American and British lawmakers are seeing red as Chinese tech giant Huawei has been found to be funding a major college research competition, a new revelation atop their recently discovered private donations and grants to universities on both sides of the pond.
Huawei, the telecommunications giant that Congress and Parliament alike have blacklisted, is the sole donor behind a research competition involving students from schools including Harvard which has given out millions of dollars in awards since 2022, Bloomberg reports. Because of Huawei’s non-disclosure agreement with the Optica Foundation, the nonprofit administering the award, entrants to the contest included students at schools who have barred their students or faculty from having any link to Huawei. The Optica Foundation found that enlisting Huawei as a corporate sponsor of this competition fell in line with their internal ethics reviews, even as Huawei officially requested to be left a secret partner in the award which dispenses $1 million per year — 20 times more money than the next highest-paying award.
Huawei’s efforts to silently fund the Optica Foundation Challenge is concerning for some, especially lawmakers, but it is not as sneaky or underhanded as the typical ways foreign entities typically interact with schools. $2.32 billion in contracts were directly extended to U.S. colleges by Chinese entities between 2012 and 2024, according to the Wall Street Journal. Some of these contracts include auto companies funding research on automobiles at the University of Michigan, located miles away from Ford’s headquarters, or China’s top three government oil companies funding research at UT-Austin. China is only the fourth biggest donating country to American universities; Qatar and Israel both donate significant sums to U.S. colleges.

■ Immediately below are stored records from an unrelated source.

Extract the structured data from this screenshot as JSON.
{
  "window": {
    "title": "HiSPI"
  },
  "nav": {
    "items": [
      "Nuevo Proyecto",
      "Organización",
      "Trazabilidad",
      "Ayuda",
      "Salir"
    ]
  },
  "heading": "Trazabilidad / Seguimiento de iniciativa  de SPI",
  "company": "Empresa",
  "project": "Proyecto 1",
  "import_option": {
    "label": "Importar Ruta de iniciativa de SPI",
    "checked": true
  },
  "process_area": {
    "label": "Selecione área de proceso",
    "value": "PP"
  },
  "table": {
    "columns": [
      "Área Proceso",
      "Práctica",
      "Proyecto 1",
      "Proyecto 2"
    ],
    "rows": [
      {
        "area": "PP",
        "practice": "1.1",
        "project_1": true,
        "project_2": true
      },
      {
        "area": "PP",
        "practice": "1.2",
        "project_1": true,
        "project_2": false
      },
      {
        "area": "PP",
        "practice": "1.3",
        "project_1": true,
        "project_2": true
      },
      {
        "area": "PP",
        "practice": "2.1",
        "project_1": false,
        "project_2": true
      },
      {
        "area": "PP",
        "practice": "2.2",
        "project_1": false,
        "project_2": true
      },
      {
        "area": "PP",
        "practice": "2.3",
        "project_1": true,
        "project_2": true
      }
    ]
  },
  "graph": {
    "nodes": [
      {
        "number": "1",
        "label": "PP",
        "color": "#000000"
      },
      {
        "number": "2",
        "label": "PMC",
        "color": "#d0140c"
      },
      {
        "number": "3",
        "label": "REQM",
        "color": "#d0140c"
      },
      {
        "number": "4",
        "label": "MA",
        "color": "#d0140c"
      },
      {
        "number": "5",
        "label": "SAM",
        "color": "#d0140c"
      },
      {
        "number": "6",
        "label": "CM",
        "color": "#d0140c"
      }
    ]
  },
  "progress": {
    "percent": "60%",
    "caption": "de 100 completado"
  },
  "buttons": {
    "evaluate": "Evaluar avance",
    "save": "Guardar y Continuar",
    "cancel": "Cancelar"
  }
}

China’s high payouts to U.S. entities are cause for concern among American lawmakers, who fear all Chinese activity is linked to their military. Huawei’s use of Intel ‘Meteor Lake’ processors in their latest laptop release has drawn intense criticism from American lawmakers who consider Intel and Huawei’s contract dangerous and frustrating. Similar lawmakers have also moved recently to ban any Chinese companies or citizens from accessing American cloud computing servers for AI model training, or being able to use the RISC-V instruction set, an open-source standard for processor instructions not even based in the U.S. This trade war America wages against China is not without reason, but it is also not entirely watertight, with China claiming the real concern is not security risks but the risk of America losing world market dominance to a different nation.
The Optica Foundation Challenge is based on using light waves to solve problems in the environment, health, and information; only one of these three pillars is even tangentially related to Huawei’s interests. It is possible Huawei is involved in this competition for the pure good of funding better research. Equally likely is the possibility of malicious intent. We are unlikely to find a perfect answer to this query, but rest assured that American and British lawmakers alike will shortly be using it as ammunition in their anti-Chinese tech offensives.